Echocardiography was performed on 6-mo-old mice using a VisualSonic Vevo 770 equipped with a 30-MHz probe as previously reported (Gao et al., 2011).
For β-galactosidase staining, adult hearts retro-perfused with 4% PFA were embedded in OCT mounting medium before freezing and sectioning at 20 µm. Sections were washed three times for 5 min with 100 mM sodium phosphate buffer, 20 mM MgCl2, 0.01% sodium deoxycholate, and 0.02% NP-40, and then stained for 2 h at 30°C with PBS without Mg2+/Ca2+, 5 mM K3Fe(CN)6, 5 mM K4Fe(CN)6, 2 mM MgCl2, and 1 mg/ml X-gal, rinsed in dH2O, and counterstained with neutral red for 40 s. After three rinses in 100% ethanol, coverslips were mounted in xylene.
Online supplemental material
Fig. S1 shows that BDNF does not alter the spontaneous cardiac beating frequency. Fig. S2 shows that BDNF increases systolic and decreases diastolic pressure but has no effect on coronary flow. Fig. S3 provides evidence that the TrkBF616A mouse model is not suitable for this type of analysis because 1-NMPP1 exerts a potent inotropic and lusitropic effect in Langendorff-perfused hearts that occludes BDNF effect on contractility. Fig. S4 shows that TrkB.T1 deletion does not cause obvious early postnatal cardiac developmental defects. Fig. S5 demonstrates that BDNF is the main neurotrophin expressed in neonatal and adult cardiomyocytes although NT3 but not NGF causes an increase in the contraction force of WT but not TrkB.T1-deficient hearts. Table S1 provides the functional parameters recorded in Langendorff-perfused hearts from WT and T1−/− animals. Additional data are available in the JCB DataViewer at http://dx.doi.org/10.1083/jcb.201502100.dv.
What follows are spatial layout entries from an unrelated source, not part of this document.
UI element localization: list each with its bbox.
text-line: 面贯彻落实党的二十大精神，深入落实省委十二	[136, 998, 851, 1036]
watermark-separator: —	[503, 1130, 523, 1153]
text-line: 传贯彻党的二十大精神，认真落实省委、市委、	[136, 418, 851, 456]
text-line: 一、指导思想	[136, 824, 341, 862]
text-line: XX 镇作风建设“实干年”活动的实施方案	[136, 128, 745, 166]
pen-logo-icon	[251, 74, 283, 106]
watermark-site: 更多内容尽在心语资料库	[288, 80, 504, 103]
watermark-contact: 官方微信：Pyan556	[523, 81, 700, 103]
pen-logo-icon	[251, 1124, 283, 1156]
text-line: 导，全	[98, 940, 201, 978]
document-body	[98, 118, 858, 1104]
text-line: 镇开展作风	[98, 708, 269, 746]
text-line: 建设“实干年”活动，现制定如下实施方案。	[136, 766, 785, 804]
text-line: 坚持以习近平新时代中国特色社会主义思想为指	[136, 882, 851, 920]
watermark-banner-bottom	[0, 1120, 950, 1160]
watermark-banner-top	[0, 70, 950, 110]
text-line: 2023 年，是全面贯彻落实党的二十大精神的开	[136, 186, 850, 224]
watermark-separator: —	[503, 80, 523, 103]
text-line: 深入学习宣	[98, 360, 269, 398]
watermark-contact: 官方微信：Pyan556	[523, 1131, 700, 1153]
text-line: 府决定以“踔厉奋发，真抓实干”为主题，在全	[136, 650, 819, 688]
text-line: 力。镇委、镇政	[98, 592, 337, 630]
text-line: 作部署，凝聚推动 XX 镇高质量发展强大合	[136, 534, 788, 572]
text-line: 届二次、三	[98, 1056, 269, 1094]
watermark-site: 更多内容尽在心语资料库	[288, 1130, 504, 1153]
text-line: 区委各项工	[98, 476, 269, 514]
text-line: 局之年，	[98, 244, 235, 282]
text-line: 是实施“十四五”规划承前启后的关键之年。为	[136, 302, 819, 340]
We thank Eileen Southon, Sudhir Yanpallewar, Erkan Kiris, and Mary Ellen Palko for critical reading of the manuscript and Lisa Riffle and Joseph Kalen for echocardiography imaging.
This work was supported by the National Institutes of Health Intramural Research Program, Center for Cancer Research, and National Cancer Institute.
The authors declare no competing financial interests.